Sadeghi Koosha, Banerjee Ayan, Gupta Sandeep K S
IMPACT lab (http://impact.asu.edu/), CIDSE, Arizona State University, Tempe, Arizona, USA, 85281.
IEEE Trans Emerg Top Comput Intell. 2020 Aug;4(4):450-467. doi: 10.1109/tetci.2020.2968933. Epub 2020 May 25.

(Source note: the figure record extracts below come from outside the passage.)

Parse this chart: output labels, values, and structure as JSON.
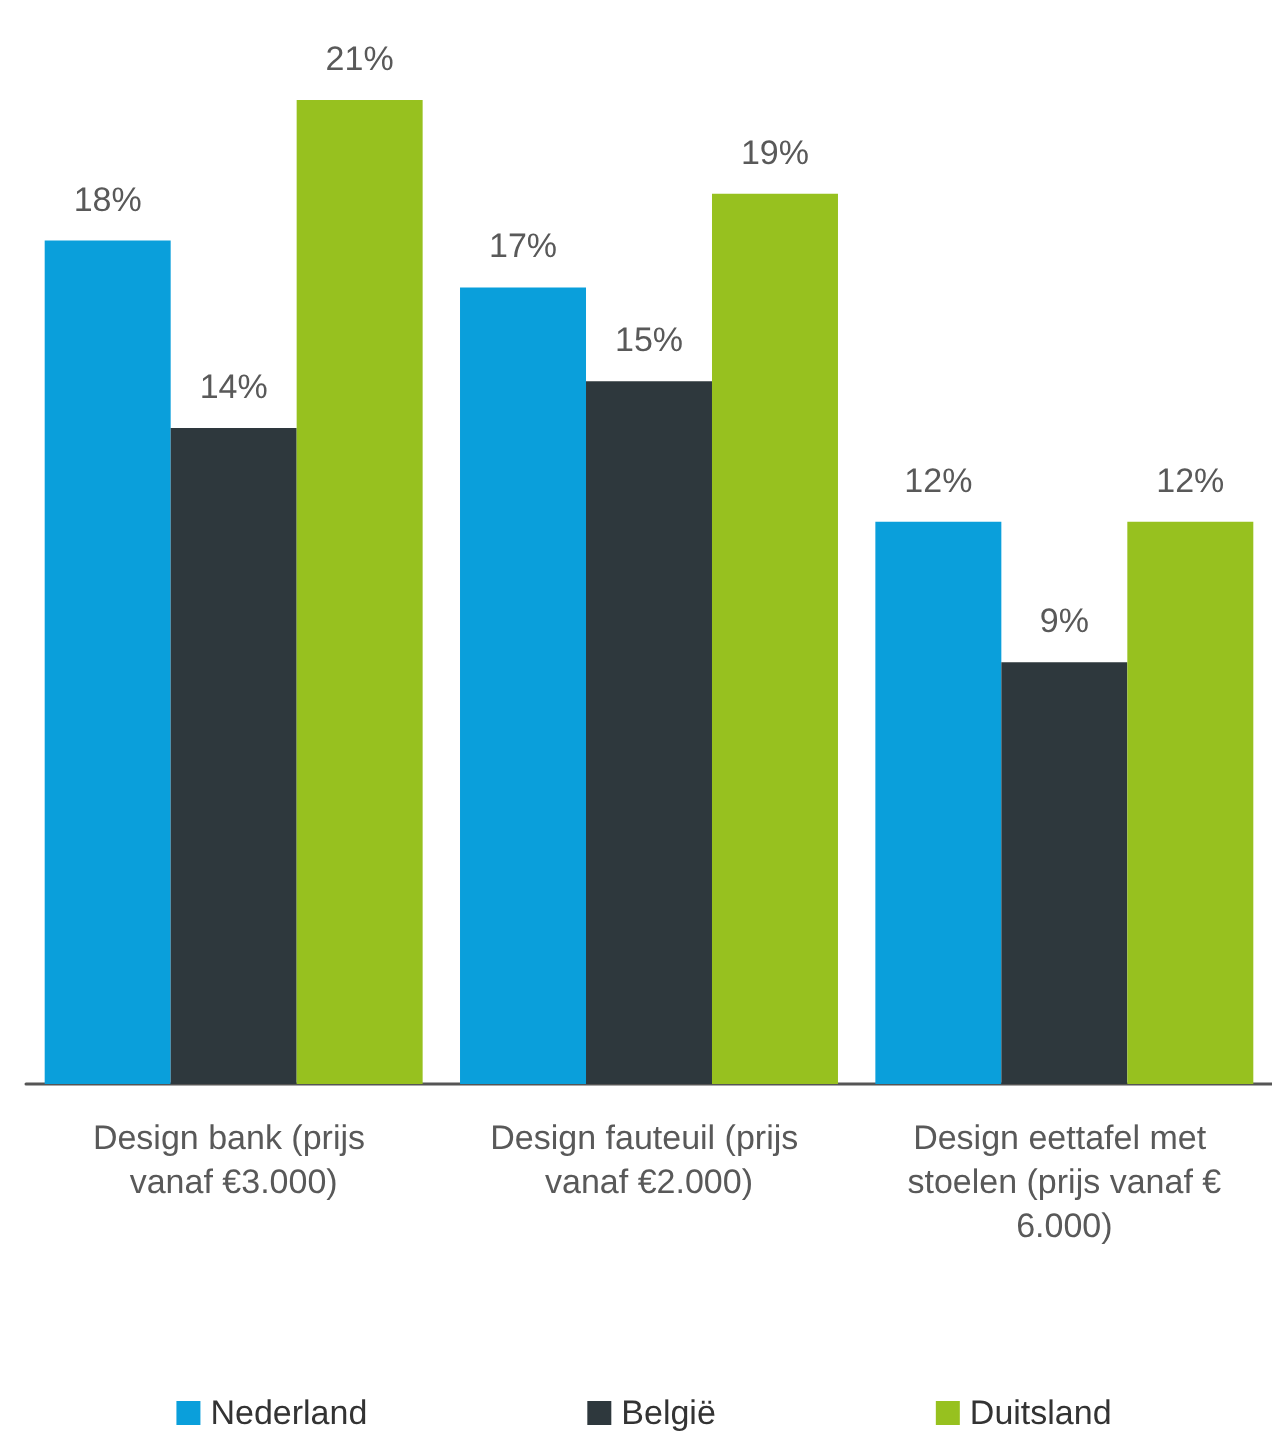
{
  "chart_data": {
    "type": "bar",
    "categories": [
      "Design bank (prijs vanaf €3.000)",
      "Design fauteuil (prijs vanaf €2.000)",
      "Design eettafel met stoelen (prijs vanaf €6.000)"
    ],
    "series": [
      {
        "name": "Nederland",
        "color": "#0a9fdb",
        "values": [
          18,
          17,
          12
        ],
        "value_labels": [
          "18%",
          "17%",
          "12%"
        ]
      },
      {
        "name": "België",
        "color": "#2e383d",
        "values": [
          14,
          15,
          9
        ],
        "value_labels": [
          "14%",
          "15%",
          "9%"
        ]
      },
      {
        "name": "Duitsland",
        "color": "#97c11f",
        "values": [
          21,
          19,
          12
        ],
        "value_labels": [
          "21%",
          "19%",
          "12%"
        ]
      }
    ],
    "legend": "bottom"
  }
}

Machine Learning (ML) algorithms, specifically supervised learning, are widely used in modern real-world applications, which utilize Computational Intelligence (CI) as their core technology, such as autonomous vehicles, assistive robots, and biometric systems. Attacks that cause misclassifications or mispredictions can lead to erroneous decisions resulting in unreliable operations. Designing robust ML with the ability to provide reliable results in the presence of such attacks has become a top priority in the field of adversarial machine learning. An essential characteristic for rapid development of robust ML is an arms race between attack and defense strategists. However, an important prerequisite for the arms race is access to a well-defined system model so that experiments can be repeated by independent researchers. This paper proposes a fine-grained system-driven taxonomy to specify ML applications and adversarial system models in an unambiguous manner such that independent researchers can replicate experiments and escalate the arms race to develop more evolved and robust ML applications. The paper provides taxonomies for: 1) the dataset, 2) the ML architecture, 3) the adversary's knowledge, capability, and goal, 4) adversary's strategy, and 5) the defense response. In addition, the relationships among these models and taxonomies are analyzed by proposing an adversarial machine learning cycle. The provided models and taxonomies are merged to form a comprehensive system-driven taxonomy, which represents the arms race between the ML applications and adversaries in recent years. The taxonomies encode best practices in the field and help evaluate and compare the contributions of research works and reveals gaps in the field.
机器学习(ML)算法,特别是监督学习,在现代实际应用中被广泛使用,这些应用以计算智能(CI)作为其核心技术,如自动驾驶车辆、辅助机器人和生物识别系统。导致错误分类或错误预测的攻击可能会导致错误决策,从而产生不可靠的操作。设计在存在此类攻击时能够提供可靠结果的鲁棒ML已成为对抗机器学习领域的首要任务。鲁棒ML快速发展的一个基本特征是攻击和防御策略制定者之间的军备竞赛。然而,军备竞赛的一个重要前提是能够获得一个定义明确的系统模型,以便独立研究人员能够重复实验。本文提出了一种细粒度的系统驱动分类法,以明确的方式指定ML应用和对抗系统模型,使独立研究人员能够复制实验并推动军备竞赛,以开发更先进、更鲁棒的ML应用。本文提供了以下分类法:1)数据集,2)ML架构,3)对手的知识、能力和目标,4)对手的策略,5)防御响应。此外,通过提出一个对抗机器学习周期来分析这些模型和分类法之间的关系。所提供的模型和分类法被合并形成一个全面的系统驱动分类法,它代表了近年来ML应用和对手之间的军备竞赛。这些分类法编码了该领域的最佳实践,有助于评估和比较研究工作的贡献,并揭示该领域的差距。